You can understand why the Chancellor is being forced into committing yet more eye watering sums. He told MPs that the Office for Budget Responsibility (OBR) had predicted a full economic contraction this year of 10%. Unemployment was due to rise to 12% which will involve another two and a half million people losing their jobs.
What is not known of course is how many jobs the extension of furlough will save. Nor is it known how many jobs have been lost because employers decided to let workers go in anticipation of the scheme ending.
The Shadow Chancellor said this lack of planning meant the policy was no more than an ‘undignified scramble’ and she called on Mr Sunak to apologise to those who had already been made redundant. The Prime Minister looked at her icily whilst his Chancellor played with his paperwork.

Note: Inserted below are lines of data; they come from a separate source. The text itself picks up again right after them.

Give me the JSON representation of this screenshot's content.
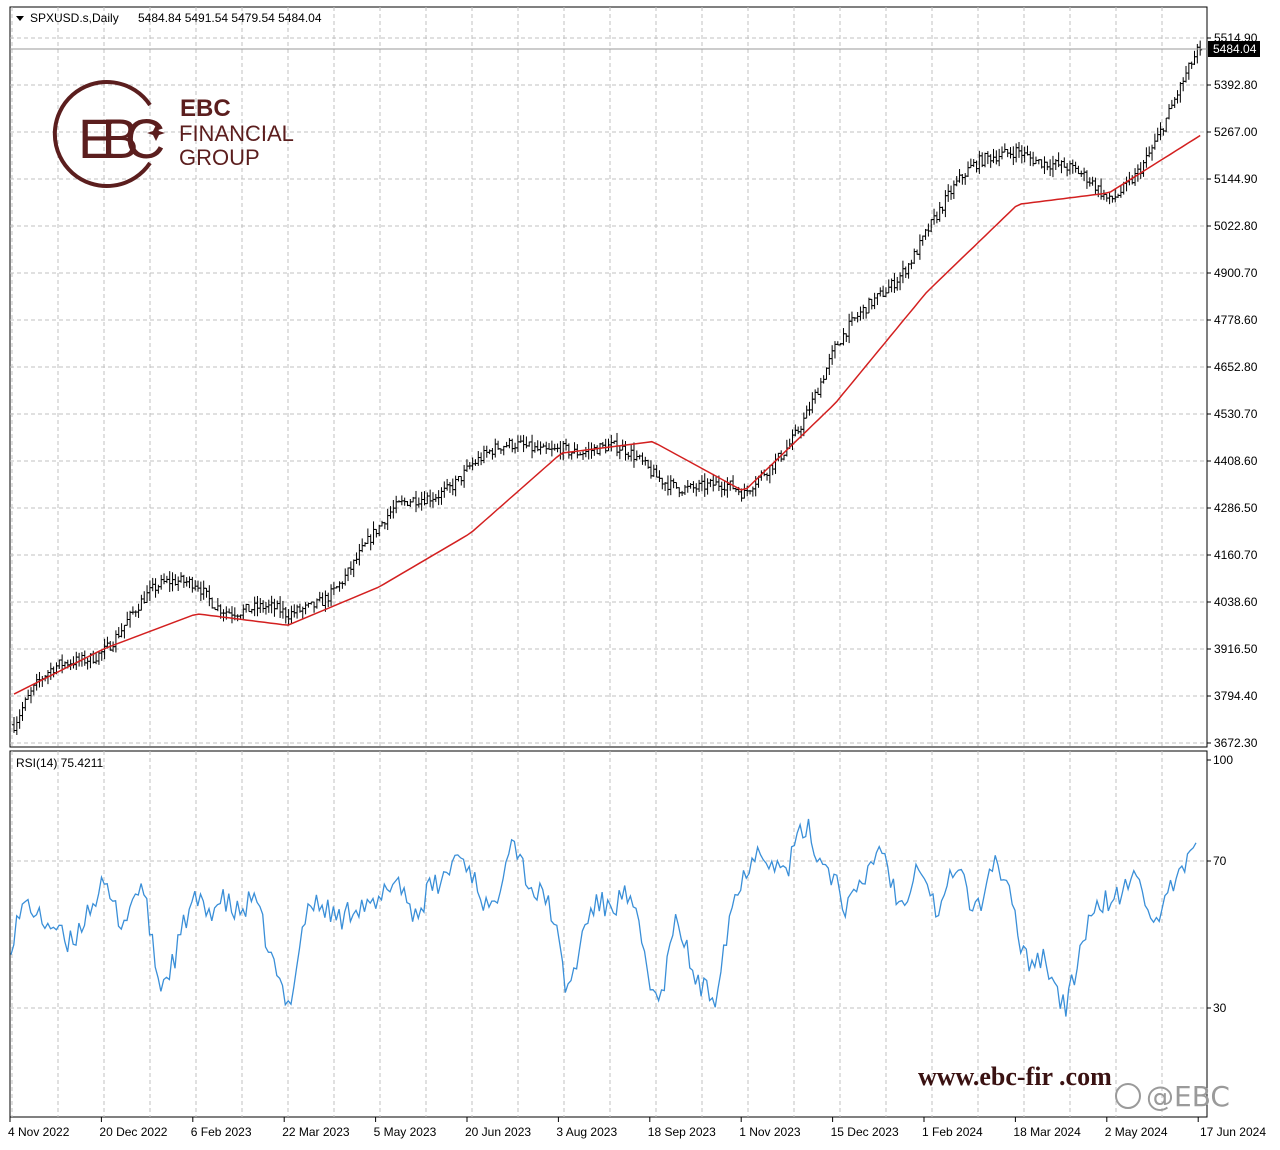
{
  "header": {
    "symbol_label": "SPXUSD.s,Daily",
    "ohlc_values": "5484.84 5491.54 5479.54 5484.04",
    "price_tag": "5484.04",
    "top_tick": "5514.90"
  },
  "rsi_header": {
    "label": "RSI(14) 75.4211"
  },
  "logo": {
    "mark": "EBC",
    "line1": "EBC",
    "line2": "FINANCIAL",
    "line3": "GROUP"
  },
  "watermark": {
    "url": "www.ebc-fir .com",
    "handle": "@EBC"
  },
  "colors": {
    "bars": "#000000",
    "moving_average": "#d32020",
    "rsi_line": "#3a8fd8",
    "grid": "#c0c0c0",
    "brand": "#5b1e1e"
  },
  "chart_data": [
    {
      "type": "bar",
      "title": "SPXUSD.s,Daily",
      "series": [
        {
          "name": "",
          "kind": "ohlc_close_approx",
          "x": [
            "4 Nov 2022",
            "20 Dec 2022",
            "6 Feb 2023",
            "22 Mar 2023",
            "5 May 2023",
            "20 Jun 2023",
            "3 Aug 2023",
            "18 Sep 2023",
            "1 Nov 2023",
            "15 Dec 2023",
            "1 Feb 2024",
            "18 Mar 2024",
            "2 May 2024",
            "17 Jun 2024"
          ],
          "values": [
            3720,
            3900,
            4140,
            4010,
            4160,
            4410,
            4520,
            4350,
            4270,
            4730,
            5020,
            5210,
            5110,
            5484.04
          ]
        },
        {
          "name": "",
          "kind": "moving_average",
          "values": [
            3800,
            3920,
            4010,
            3980,
            4080,
            4220,
            4430,
            4460,
            4330,
            4560,
            4850,
            5080,
            5110,
            5260
          ]
        }
      ],
      "x_tick_labels": [
        "4 Nov 2022",
        "20 Dec 2022",
        "6 Feb 2023",
        "22 Mar 2023",
        "5 May 2023",
        "20 Jun 2023",
        "3 Aug 2023",
        "18 Sep 2023",
        "1 Nov 2023",
        "15 Dec 2023",
        "1 Feb 2024",
        "18 Mar 2024",
        "2 May 2024",
        "17 Jun 2024"
      ],
      "y_tick_labels": [
        "5514.90",
        "5392.80",
        "5267.00",
        "5144.90",
        "5022.80",
        "4900.70",
        "4778.60",
        "4652.80",
        "4530.70",
        "4408.60",
        "4286.50",
        "4160.70",
        "4038.60",
        "3916.50",
        "3794.40",
        "3672.30"
      ],
      "ylim": [
        3672.3,
        5514.9
      ],
      "last_price": 5484.04,
      "grid": true
    },
    {
      "type": "line",
      "title": "RSI(14) 75.4211",
      "series": [
        {
          "name": "",
          "values": [
            48,
            58,
            55,
            44,
            58,
            60,
            56,
            62,
            38,
            45,
            60,
            58,
            55,
            62,
            42,
            33,
            55,
            60,
            52,
            60,
            58,
            65,
            56,
            62,
            74,
            63,
            58,
            75,
            66,
            58,
            36,
            52,
            58,
            62,
            48,
            32,
            52,
            40,
            30,
            62,
            70,
            72,
            68,
            80,
            70,
            56,
            66,
            72,
            60,
            68,
            58,
            68,
            56,
            70,
            58,
            44,
            40,
            32,
            48,
            62,
            58,
            68,
            50,
            66,
            75.4
          ]
        }
      ],
      "y_tick_labels": [
        "100",
        "70",
        "30"
      ],
      "levels": [
        30,
        70
      ],
      "ylim": [
        0,
        100
      ],
      "grid": true
    }
  ]
}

He rejected the charge that he was always one step behind the problem arguing that Labour’s position on lockdown was simply all over the place. This was a “once in a century” event he told the House and that flexibility for changing circumstances was a strength not a weakness.
His statement also dealt with the tricky issue of whether or not furlough would apply in the devolved countries if they went into lockdown when England was following a different path. Mr Sunak said it would apply equally across the UK.

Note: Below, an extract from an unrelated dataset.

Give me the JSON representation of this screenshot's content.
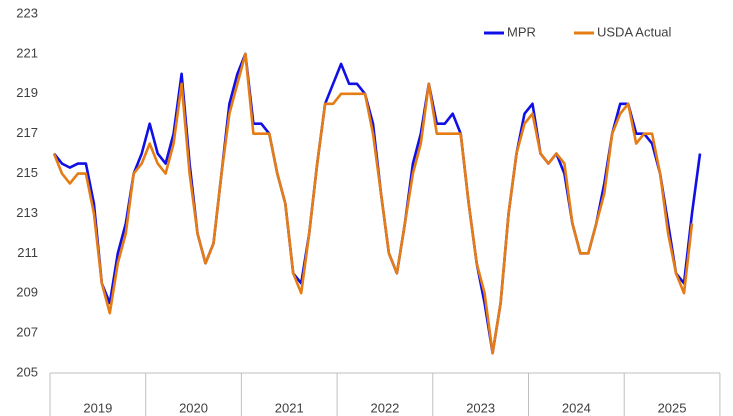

The Chancellor said that up front guarantees of money to Holyrood amounted to eight billion pounds. He said the continuing support was “delivered by the Government of the UK for all people in the UK”. It was he said a demonstration of the strength of the Union.
The policy was, however, not a demonstration of sharp politics with a sensitivity for closing down a story which threatened to play to a constitutional narrative.

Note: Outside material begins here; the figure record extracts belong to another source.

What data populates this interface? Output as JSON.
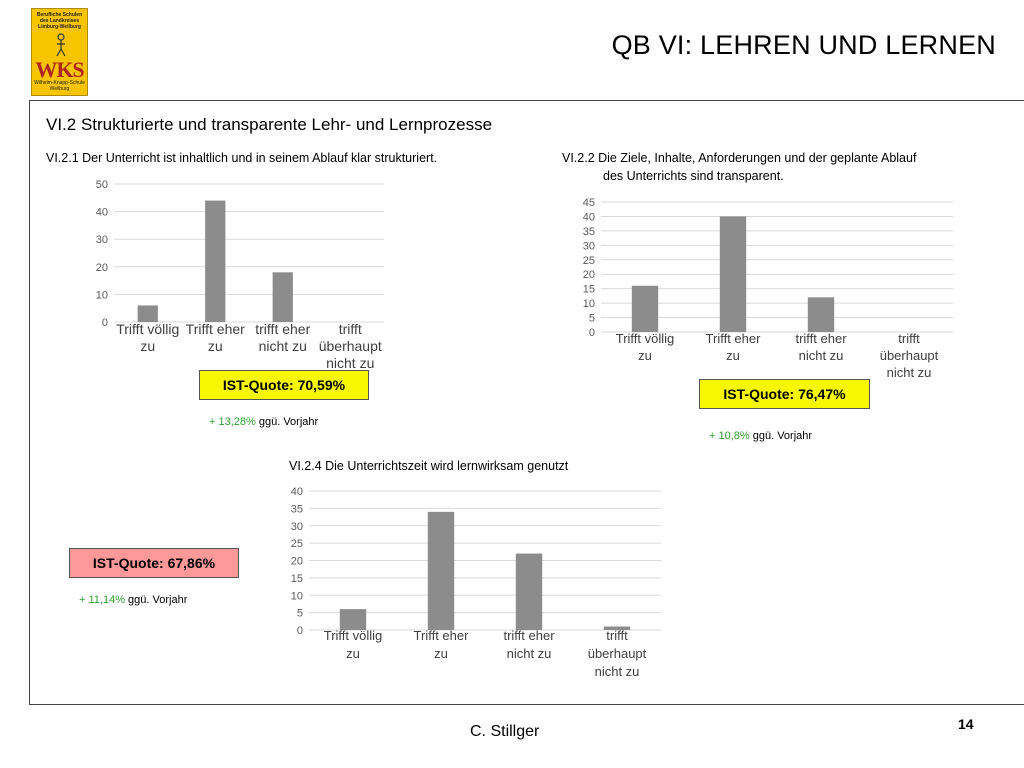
{
  "logo": {
    "line1": "Berufliche Schulen des Landkreises Limburg-Weilburg",
    "monogram": "WKS",
    "line3": "Wilhelm-Knapp-Schule Weilburg"
  },
  "header": {
    "title": "QB VI: LEHREN UND LERNEN"
  },
  "section": {
    "title": "VI.2 Strukturierte und transparente Lehr- und Lernprozesse"
  },
  "charts": [
    {
      "title_lines": [
        "VI.2.1 Der Unterricht ist inhaltlich und in seinem Ablauf klar strukturiert."
      ],
      "quote": {
        "label": "IST-Quote: 70,59%",
        "delta": "+ 13,28%",
        "note": " ggü. Vorjahr",
        "color": "#f7f700"
      }
    },
    {
      "title_lines": [
        "VI.2.2 Die Ziele, Inhalte, Anforderungen und der geplante Ablauf",
        "des Unterrichts sind transparent."
      ],
      "quote": {
        "label": "IST-Quote: 76,47%",
        "delta": "+ 10,8%",
        "note": " ggü. Vorjahr",
        "color": "#f7f700"
      }
    },
    {
      "title_lines": [
        "VI.2.4 Die Unterrichtszeit wird lernwirksam genutzt"
      ],
      "quote": {
        "label": "IST-Quote: 67,86%",
        "delta": "+ 11,14%",
        "note": " ggü. Vorjahr",
        "color": "#ff9999"
      }
    }
  ],
  "chart_data": [
    {
      "type": "bar",
      "title": "VI.2.1 Der Unterricht ist inhaltlich und in seinem Ablauf klar strukturiert.",
      "categories": [
        [
          "Trifft völlig",
          "zu"
        ],
        [
          "Trifft eher",
          "zu"
        ],
        [
          "trifft eher",
          "nicht zu"
        ],
        [
          "trifft",
          "überhaupt",
          "nicht zu"
        ]
      ],
      "values": [
        6,
        44,
        18,
        0
      ],
      "ylim": [
        0,
        50
      ],
      "yticks": [
        0,
        10,
        20,
        30,
        40,
        50
      ],
      "grid": true,
      "bar_color": "#8c8c8c"
    },
    {
      "type": "bar",
      "title": "VI.2.2 Die Ziele, Inhalte, Anforderungen und der geplante Ablauf des Unterrichts sind transparent.",
      "categories": [
        [
          "Trifft völlig",
          "zu"
        ],
        [
          "Trifft eher",
          "zu"
        ],
        [
          "trifft eher",
          "nicht zu"
        ],
        [
          "trifft",
          "überhaupt",
          "nicht zu"
        ]
      ],
      "values": [
        16,
        40,
        12,
        0
      ],
      "ylim": [
        0,
        45
      ],
      "yticks": [
        0,
        5,
        10,
        15,
        20,
        25,
        30,
        35,
        40,
        45
      ],
      "grid": true,
      "bar_color": "#8c8c8c"
    },
    {
      "type": "bar",
      "title": "VI.2.4 Die Unterrichtszeit wird lernwirksam genutzt",
      "categories": [
        [
          "Trifft völlig",
          "zu"
        ],
        [
          "Trifft eher",
          "zu"
        ],
        [
          "trifft eher",
          "nicht zu"
        ],
        [
          "trifft",
          "überhaupt",
          "nicht zu"
        ]
      ],
      "values": [
        6,
        34,
        22,
        1
      ],
      "ylim": [
        0,
        40
      ],
      "yticks": [
        0,
        5,
        10,
        15,
        20,
        25,
        30,
        35,
        40
      ],
      "grid": true,
      "bar_color": "#8c8c8c"
    }
  ],
  "footer": {
    "author": "C. Stillger",
    "page": "14"
  }
}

The issue of furloughing applying if Scotland was in lockdown and England not, has been running since he announced the one month extension of the scheme. Clarification was sought. The Scottish Conservative Leader, not the Chancellor or Prime Minister initially sought to give re-assurance. Then it appeared to be given by the Prime Minister earlier in the week as the Scottish Government continued to argue they had received nothing formally from the Treasury.
Alison Thewliss for the SNP told Mr Sunak it might be helpful for him to phone the Scottish Finance Minister Kate Forbes. It came at the end of a statement which demanded to know what he was doing to extend the temporary cut to VAT, extra payments to those on Universal Credit and what he could do in relation to sick and redundancy pay.
Thewliss said that Sunak had ‘dingied’ Holyrood and had made a ‘boorock’ of everything. Unfortunately I couldn’t see the faces of the Prime Minister and Chancellor at this point. The Scottish Secretary was not in the Chamber to help out with the translation.
Sunak will hope that his latest policy U-turn will not be lost in translation and that changing policy for new circumstances is not viewed as incompetence.
On the bright side for the Government, the extension has been warmly welcomed and it will provide certainty until March of 2021.
Given the positive noises yesterday about the timescale for a vaccine, Mr Sunak will be hoping this potential game- changer will avoid the need for more debt piled ever higher by a policy, the cost of which, threatens a re-programme of Treasury calculators.